Payments: {'limit': 500.0, 'decisions': {'A-100': {'amount': 420.0, 'approved': True}, 'B-200': {'amount': 640.0, 'approved': False}}}
Decision: {'orders': {'A-100': {'status': 'ACCEPTED'}, 'B-200': {'status': 'REJECTED'}}}
Audit: events_logged = 4

A few concluding remarks

  • Occasion owns behavior via .on(selector, form); handle(datum) applies the matching prehensions.
  • Prehension is first-class: we build them explicitly, then install(...) binds them onto their subjects.
  • The tiny run(...) loop is just glue to push data around—so you can see everything working before we introduce a bus/router abstraction.
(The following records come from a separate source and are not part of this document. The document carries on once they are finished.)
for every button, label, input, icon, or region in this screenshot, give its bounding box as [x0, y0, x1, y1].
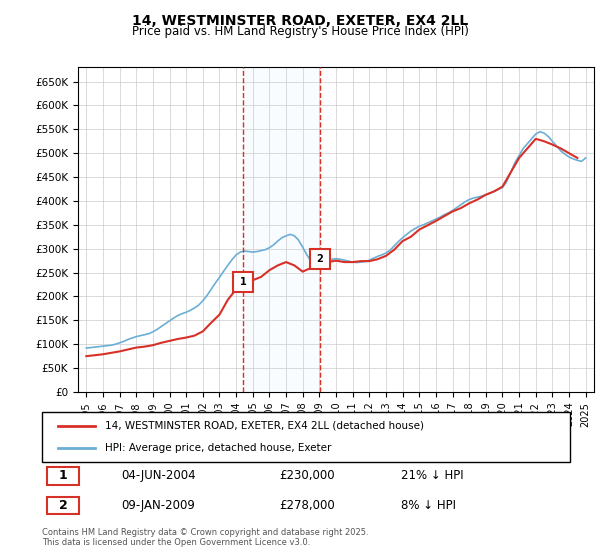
FancyBboxPatch shape: [47, 467, 79, 485]
Text: 21% ↓ HPI: 21% ↓ HPI: [401, 469, 464, 483]
Text: 2: 2: [316, 254, 323, 264]
Text: 14, WESTMINSTER ROAD, EXETER, EX4 2LL (detached house): 14, WESTMINSTER ROAD, EXETER, EX4 2LL (d…: [106, 421, 424, 431]
Text: 04-JUN-2004: 04-JUN-2004: [121, 469, 196, 483]
FancyBboxPatch shape: [47, 497, 79, 514]
Text: 1: 1: [59, 469, 67, 483]
Text: 14, WESTMINSTER ROAD, EXETER, EX4 2LL: 14, WESTMINSTER ROAD, EXETER, EX4 2LL: [132, 14, 468, 28]
Bar: [243, 67, 320, 392]
Text: £230,000: £230,000: [280, 469, 335, 483]
Text: Contains HM Land Registry data © Crown copyright and database right 2025.
This d: Contains HM Land Registry data © Crown c…: [42, 528, 368, 547]
Text: Price paid vs. HM Land Registry's House Price Index (HPI): Price paid vs. HM Land Registry's House …: [131, 25, 469, 38]
Text: 09-JAN-2009: 09-JAN-2009: [121, 499, 195, 512]
Text: 2: 2: [59, 499, 67, 512]
Text: 8% ↓ HPI: 8% ↓ HPI: [401, 499, 456, 512]
FancyBboxPatch shape: [42, 412, 570, 462]
Text: 1: 1: [240, 277, 247, 287]
Text: HPI: Average price, detached house, Exeter: HPI: Average price, detached house, Exet…: [106, 443, 332, 453]
Text: £278,000: £278,000: [280, 499, 335, 512]
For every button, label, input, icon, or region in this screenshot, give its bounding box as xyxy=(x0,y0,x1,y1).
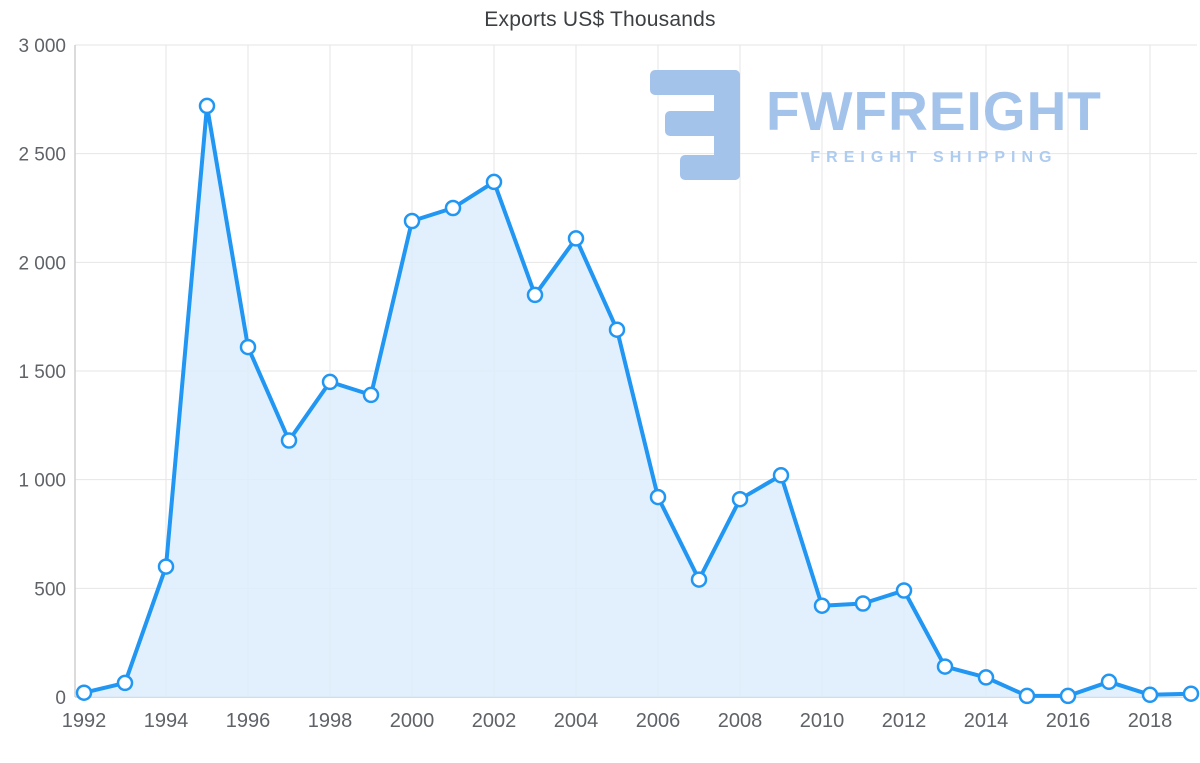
data-point-2011[interactable] xyxy=(854,595,872,612)
x-tick-label-2002: 2002 xyxy=(472,710,517,732)
data-point-2002[interactable] xyxy=(485,173,503,191)
data-point-2012[interactable] xyxy=(895,582,913,599)
data-point-2001[interactable] xyxy=(444,199,462,217)
logo: FWFREIGHT FREIGHT SHIPPING xyxy=(650,70,1102,180)
data-point-2003[interactable] xyxy=(526,286,544,304)
y-tick-label-2500: 2 500 xyxy=(18,145,66,166)
x-tick-label-2006: 2006 xyxy=(636,710,681,732)
data-point-1995[interactable] xyxy=(198,97,216,115)
data-point-2009[interactable] xyxy=(772,467,790,484)
x-tick-label-2018: 2018 xyxy=(1128,710,1173,732)
chart-title: Exports US$ Thousands xyxy=(484,8,716,31)
data-point-1998[interactable] xyxy=(321,373,339,391)
data-point-2005[interactable] xyxy=(608,321,626,338)
data-point-2007[interactable] xyxy=(690,571,708,588)
x-tick-label-2000: 2000 xyxy=(390,710,435,732)
data-point-2014[interactable] xyxy=(977,669,995,686)
x-tick-label-2014: 2014 xyxy=(964,710,1009,732)
y-tick-label-1500: 1 500 xyxy=(18,362,66,383)
data-point-1994[interactable] xyxy=(157,558,175,575)
logo-name: FWFREIGHT xyxy=(766,79,1102,142)
logo-subtitle: FREIGHT SHIPPING xyxy=(810,148,1058,166)
y-tick-label-1000: 1 000 xyxy=(18,471,66,492)
data-point-1996[interactable] xyxy=(239,338,257,356)
data-point-2004[interactable] xyxy=(567,230,585,247)
series-area-fill xyxy=(84,105,1191,697)
x-tick-label-2010: 2010 xyxy=(800,710,845,732)
data-point-2000[interactable] xyxy=(403,212,421,230)
x-tick-label-2004: 2004 xyxy=(554,710,599,732)
y-tick-label-2000: 2 000 xyxy=(18,253,66,274)
x-tick-label-2012: 2012 xyxy=(882,710,927,732)
x-tick-label-1996: 1996 xyxy=(226,710,271,732)
data-point-2018[interactable] xyxy=(1141,686,1159,704)
data-point-2008[interactable] xyxy=(731,490,749,508)
data-point-1997[interactable] xyxy=(280,432,298,449)
data-point-2010[interactable] xyxy=(813,597,831,614)
data-point-2016[interactable] xyxy=(1059,687,1077,705)
data-point-2006[interactable] xyxy=(649,488,667,506)
data-point-1993[interactable] xyxy=(116,674,134,692)
data-point-1999[interactable] xyxy=(362,386,380,404)
y-tick-label-500: 500 xyxy=(34,579,66,600)
data-point-2015[interactable] xyxy=(1018,687,1036,705)
x-tick-label-1998: 1998 xyxy=(308,710,353,732)
data-point-2013[interactable] xyxy=(936,658,954,675)
fwfreight-logo-icon xyxy=(650,70,740,180)
x-tick-label-2008: 2008 xyxy=(718,710,763,732)
x-tick-label-1994: 1994 xyxy=(144,710,189,732)
y-tick-label-0: 0 xyxy=(55,688,66,709)
logo-text: FWFREIGHT FREIGHT SHIPPING xyxy=(766,79,1102,167)
x-tick-label-1992: 1992 xyxy=(62,710,107,732)
data-point-2017[interactable] xyxy=(1100,673,1118,691)
series-line xyxy=(82,103,1193,698)
data-point-1992[interactable] xyxy=(75,684,93,701)
y-tick-label-3000: 3 000 xyxy=(18,36,66,57)
x-tick-label-2016: 2016 xyxy=(1046,710,1091,732)
data-point-2019[interactable] xyxy=(1182,685,1200,702)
  • There is a clear delineation of responsbilities in this framework: who reacts to what and how. Occasions are the subject, prehensions are edges and data are facts. Behavios lives on the dge, by binding a selector and a subjective form to an occasion.
  • This framework supports plugin-behavior out of the box, without touching occasion's internal logic. Just add more prehensions to the occasion as needed.
  • Unit testability is also improved, since you can test each subjective form in isolation, as a pure function of (occasion, datum) → derived data.
  • Although not complete yet, it is already a embarrassingly parallelizable framework by design. Each occasion can process data independently, so you can easily distribute the workload across multiple threads or machines.